L'avènement du roi-citoyen ne semble pas avoir amené celui de l'«inexpressible». La gazette reste muette à son sujet et il faut arriver à l'année 1833 pour assister à sa résurrection.
Non contentes de le porter à la campagne, quelques jeunes femmes essaient de le conserver chez elles, «pour la chambre».

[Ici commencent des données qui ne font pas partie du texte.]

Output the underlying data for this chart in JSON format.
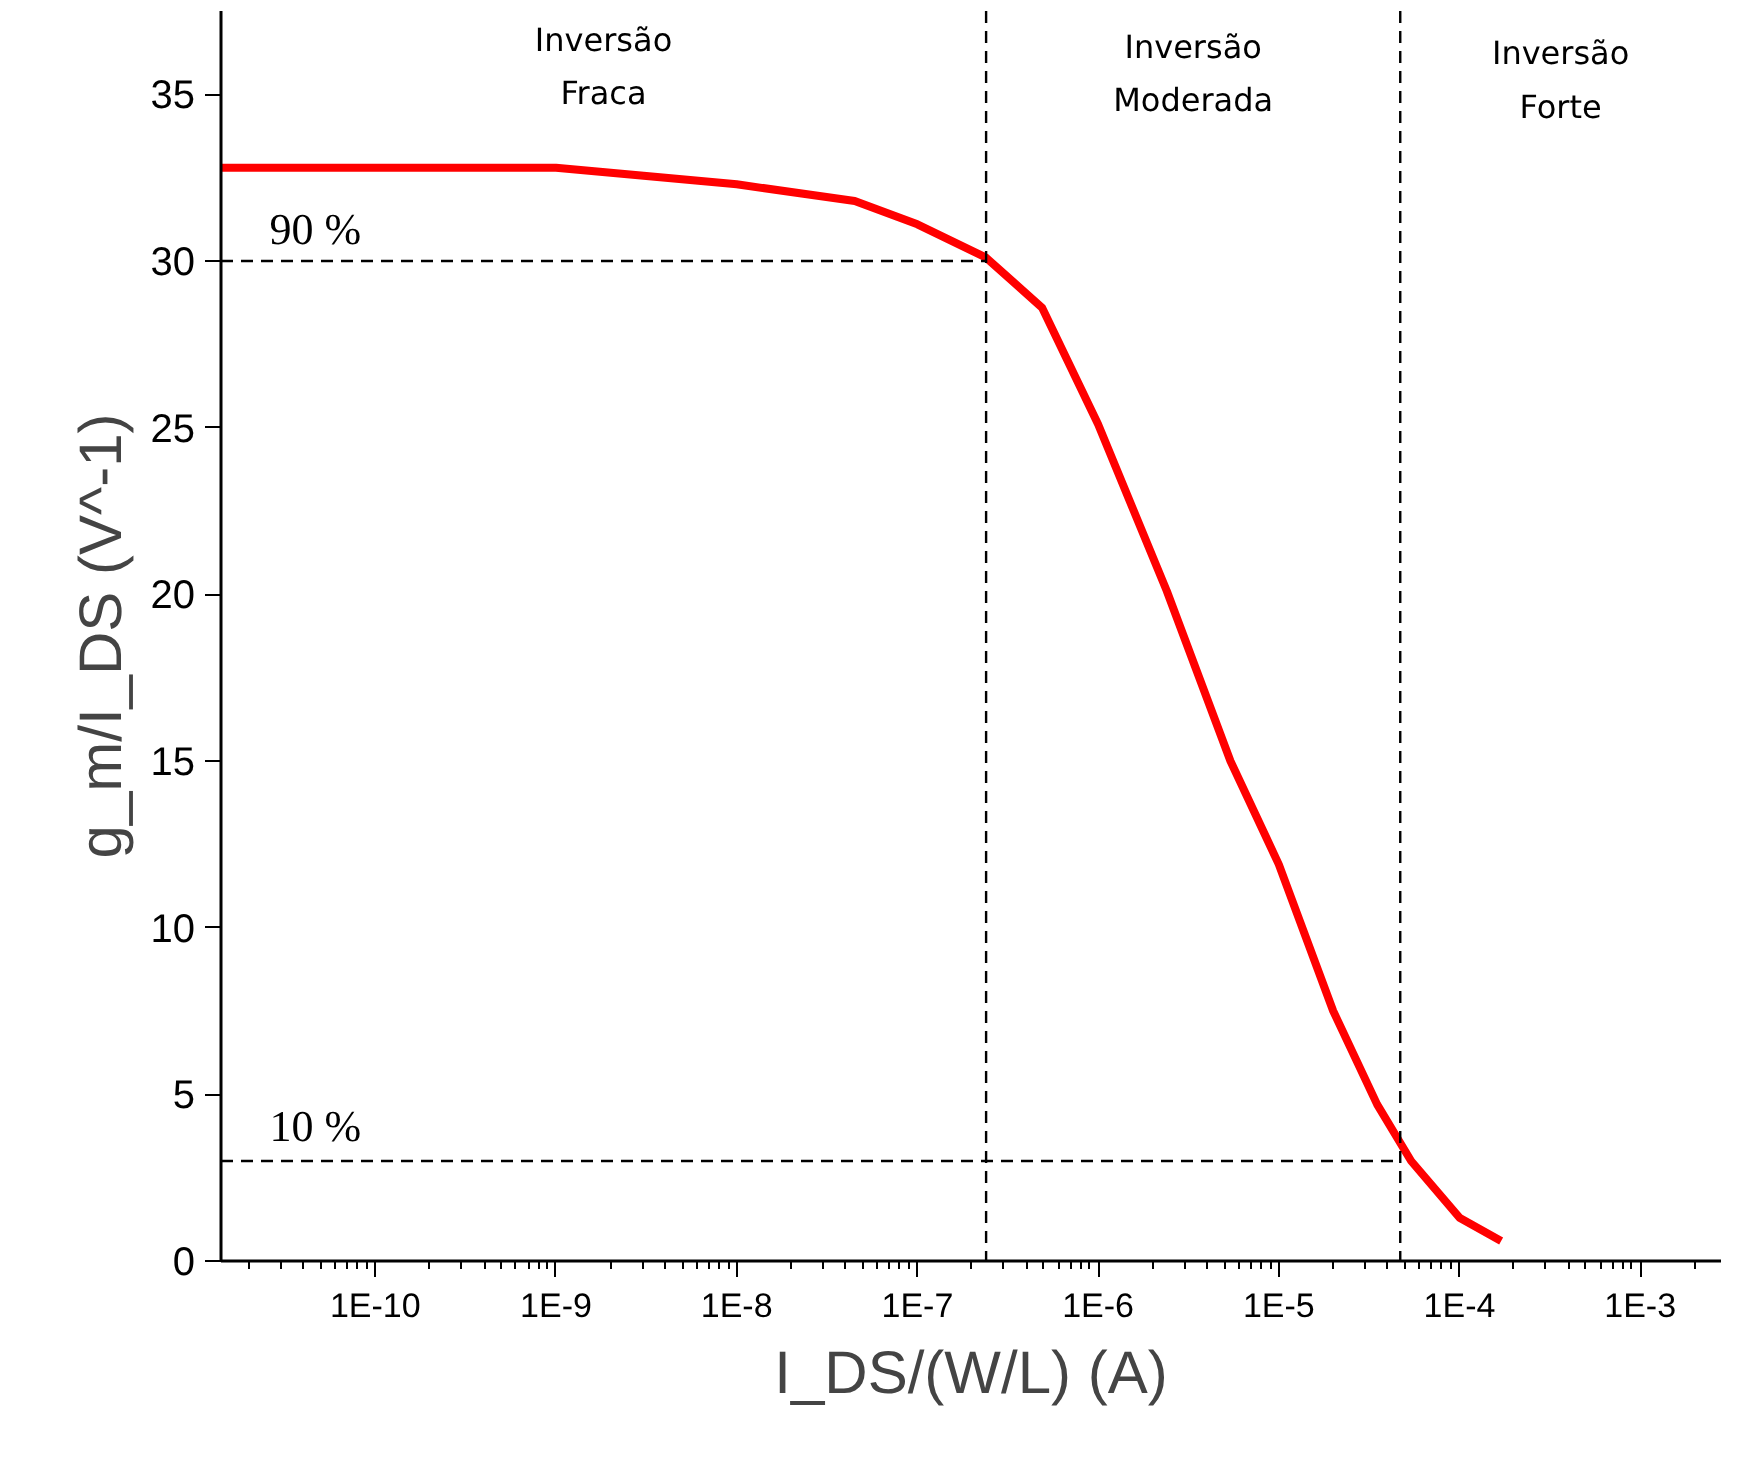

A son tour, le Journal des Femmes signale son utilité dans des périphrases que n'aurait point désavouées l'excellent abbé Delille:
«A la campagne, les pantalons sont une nécessité pour les femmes comme pour les jeunes personnes. Comment oser se risquer sur un noble coursier, ou sur l'animal aux longues oreilles sans un pantalon protecteur contre les chutes? Or donc, ces pantalons en jaconas sont taillés soit à la turque très larges, à plis ou à froncés et montés sur un poignet qui ferme sur la cheville, soit à la russe avec des fronces retenues sur le sous-pied, et agencées avec un morceau d'étoffe figurant une guêtre»[206].
Ce n'était déjà pas mal; il y eut mieux.
«Enfin, pour la chambre, il y a des pantalons en mousseline, et, le dirai-je? telle est la faveur de la dentelle noire, les pantalons sont garnis du bas par une petite ruche de dentelle de cette nuance»[207].
Le pantalon avec bordure de deuil.
La campagne, les parties d'âne... cette chanson déjà entendue n'eut pas plus de succès en 1833, que dix ans plutôt. Elle ne convainquit personne et c'est tout juste si, en 1837, on ne faisait pas cercle, à l'Opéra, autour d'une Anglaise coupable de n'avoir pas sacrifié ses culottes à la musique de Meyerbeer.
La toilette de la dame était d'ailleurs sensationnelle. Il y avait de la muse romantique dans sa coiffure et dans sa silhouette: «Les cheveux en boucles flottantes sur ses épaules et tout autour de sa tête; une robe de mousseline empesée et très écourtée, un large pantalon à deux rangs de garnitures.
«Cette dame prenait pour de l'admiration, ce qui n'était qu'une ironique curiosité de la part de toute cette foule»[208].